Methods : OHT was induced by intracameral injection of magnetic microbeads in reporter mice to visualize pericytes and/or glial cells as well as calcium (Ca²⁺) transients (GCaMP6f). Two-photon laser scanning microscopy (TPLSM) was combined with a femtomolar delivery system for longitudinal trans-scleral imaging of glial-pericyte-capillary responses in living mice. A set of complementary techniques was used to probe cell-specific molecular changes including sc-RNAseq, qRT-PCR, and immunohistochemistry (IHC).
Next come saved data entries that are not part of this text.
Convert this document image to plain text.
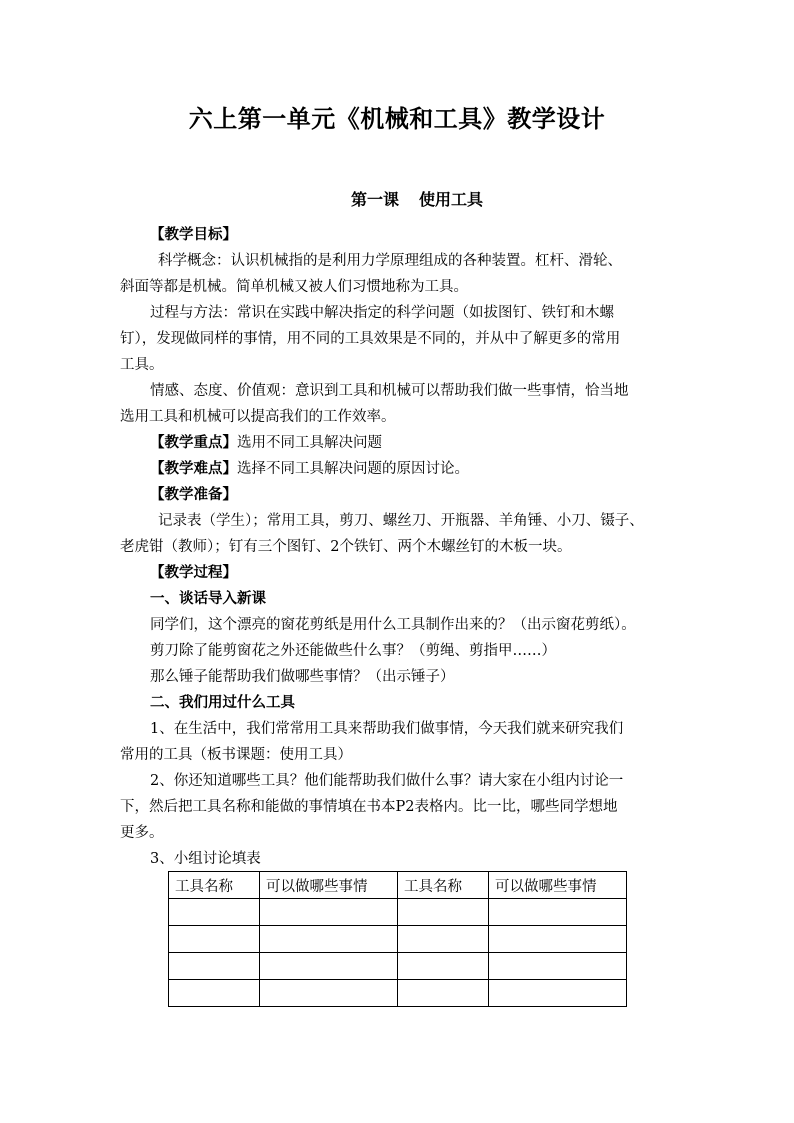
六上第一单元《机械和工具》教学设计
第一课 使用工具

【教学目标】

科学概念：认识机械指的是利用力学原理组成的各种装置。杠杆、滑轮、

斜面等都是机械。简单机械又被人们习惯地称为工具。

过程与方法：常识在实践中解决指定的科学问题（如拔图钉、铁钉和木螺

钉），发现做同样的事情，用不同的工具效果是不同的，并从中了解更多的常用

工具。

情感、态度、价值观：意识到工具和机械可以帮助我们做一些事情，恰当地

选用工具和机械可以提高我们的工作效率。

【教学重点】选用不同工具解决问题

【教学难点】选择不同工具解决问题的原因讨论。

【教学准备】

记录表（学生）；常用工具，剪刀、螺丝刀、开瓶器、羊角锤、小刀、镊子、

老虎钳（教师）；钉有三个图钉、2个铁钉、两个木螺丝钉的木板一块。

【教学过程】

一、谈话导入新课

同学们，这个漂亮的窗花剪纸是用什么工具制作出来的？（出示窗花剪纸）。

剪刀除了能剪窗花之外还能做些什么事？（剪绳、剪指甲……）

那么锤子能帮助我们做哪些事情？（出示锤子）

二、我们用过什么工具

1、在生活中，我们常常用工具来帮助我们做事情，今天我们就来研究我们

常用的工具（板书课题：使用工具）

2、你还知道哪些工具？他们能帮助我们做什么事？请大家在小组内讨论一

下，然后把工具名称和能做的事情填在书本P2表格内。比一比，哪些同学想地

更多。

3、小组讨论填表

工具名称	可以做哪些事情	工具名称	可以做哪些事情
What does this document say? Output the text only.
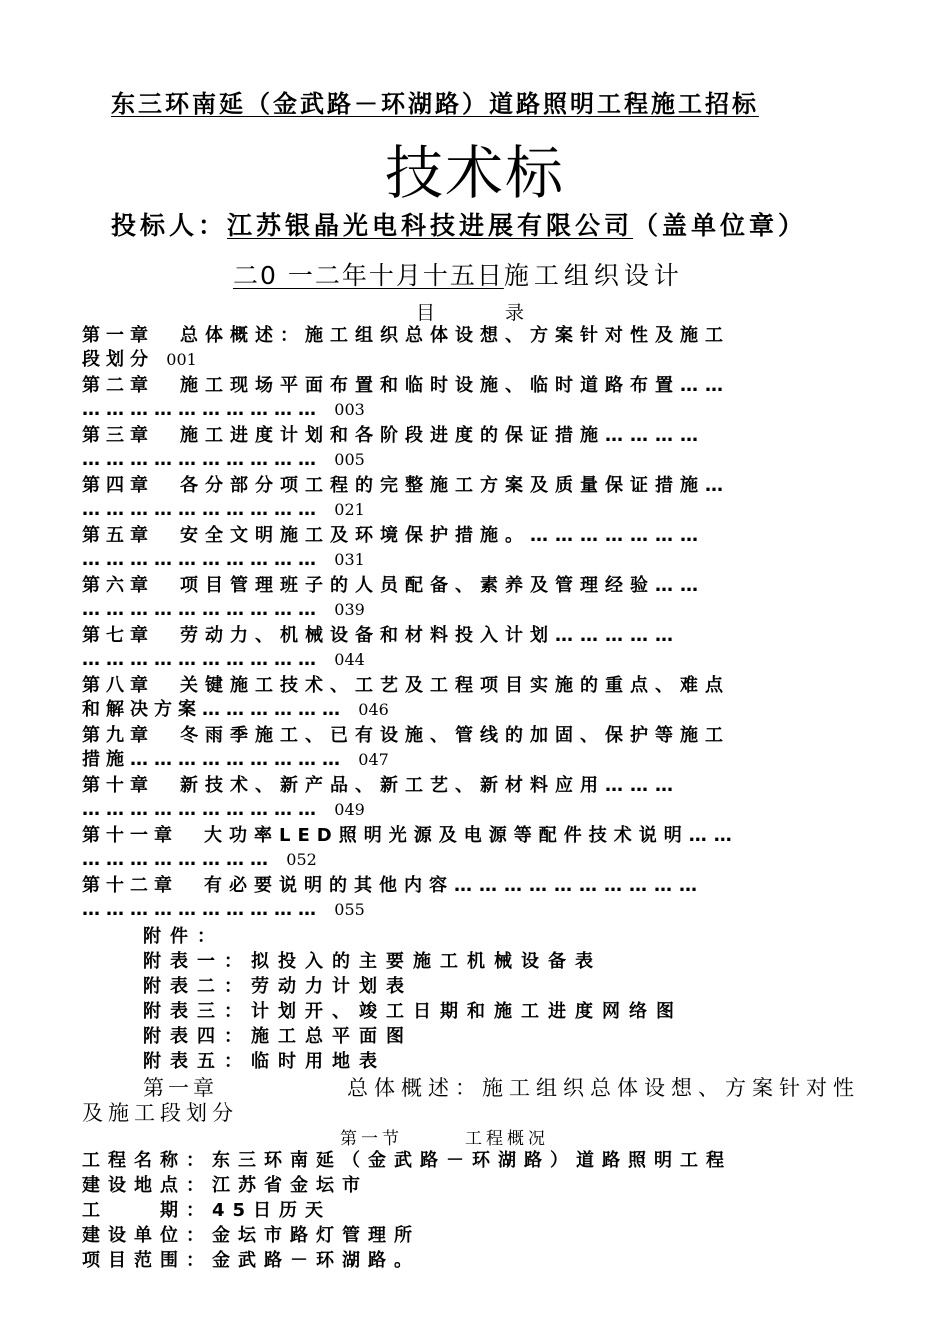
东三环南延（金武路－环湖路）道路照明工程施工招标
技术标
投标人：江苏银晶光电科技进展有限公司（盖单位章）
二0 一二年十月十五日施工组织设计
目录
第一章 总体概述：施工组织总体设想、方案针对性及施工
段划分 001
第二章 施工现场平面布置和临时设施、临时道路布置……
………………………… 003
第三章 施工进度计划和各阶段进度的保证措施…………
………………………… 005
第四章 各分部分项工程的完整施工方案及质量保证措施…
………………………… 021
第五章 安全文明施工及环境保护措施。…………………
………………………… 031
第六章 项目管理班子的人员配备、素养及管理经验……
………………………… 039
第七章 劳动力、机械设备和材料投入计划……………
………………………… 044
第八章 关键施工技术、工艺及工程项目实施的重点、难点
和解决方案……………… 046
第九章 冬雨季施工、已有设施、管线的加固、保护等施工
措施……………………… 047
第十章 新技术、新产品、新工艺、新材料应用………
………………………… 049
第十一章 大功率LED照明光源及电源等配件技术说明……
…………………… 052
第十二章 有必要说明的其他内容…………………………
………………………… 055
附件：
附表一：拟投入的主要施工机械设备表
附表二：劳动力计划表
附表三：计划开、竣工日期和施工进度网络图
附表四：施工总平面图
附表五：临时用地表
第一章	总体概述：施工组织总体设想、方案针对性
及施工段划分
第一节	工程概况
工程名称：东三环南延（金武路－环湖路）道路照明工程
建设地点：江苏省金坛市
工　　期：45日历天
建设单位：金坛市路灯管理所
项目范围：金武路－环湖路。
Results : We found a substantial reduction of capillary blood flow at pericyte locations concomitant with intrapericyte Ca²⁺ increase in eyes subjected to OHT relative to sham controls (N=9 mice/group, n= 200-376 capillaries, Student’s t-test, p<0.001). Single cell (sc)-RNAseq revealed changes in Ca²⁺ homeostasis pathways including upregulation of transcripts encoding the Ca²⁺ binding protein S100B in glial cells. IHC confirmed S100B upregulation in Müller cells and astrocytes in the retina and optic nerve head. Delivery of recombinant S100B protein exacerbated intrapericyte Ca²⁺ influx and blood flow impairment (N=11 mice/group, n= 62-76 capillaries, Student’s t-test, p<0.001). In contrast, administration of S100B function blocking antibodies (FBA) decreased Ca²⁺ in pericytes and improved capillary blood flow during OHT stress (blood flow - sham: 100%, n=128 capillaries OHT + control antibody: 65 ± 19%, n=153 capillaries; OHT + FBA: 97 ± 5%, n=576 capillaries, N=4-9 mice/group, ANOVA, p<0.001). Remarkably, S100B neutralization protected RGCs from OHT-induced death (% survival – sham: 100%, OHT + FBA: 93%, OHT + control: 65%, N=11-13 mice/group, ANOVA, p<0.001).

Conclusions : Our data reveal a novel role of glial cells in the regulation of pericyte responses to OHT stress and identify S100B as a critical glia-derived player in NVC deficits.

This abstract was presented at the 2023 ARVO Annual Meeting, held in New Orleans, LA, April 23-27, 2023.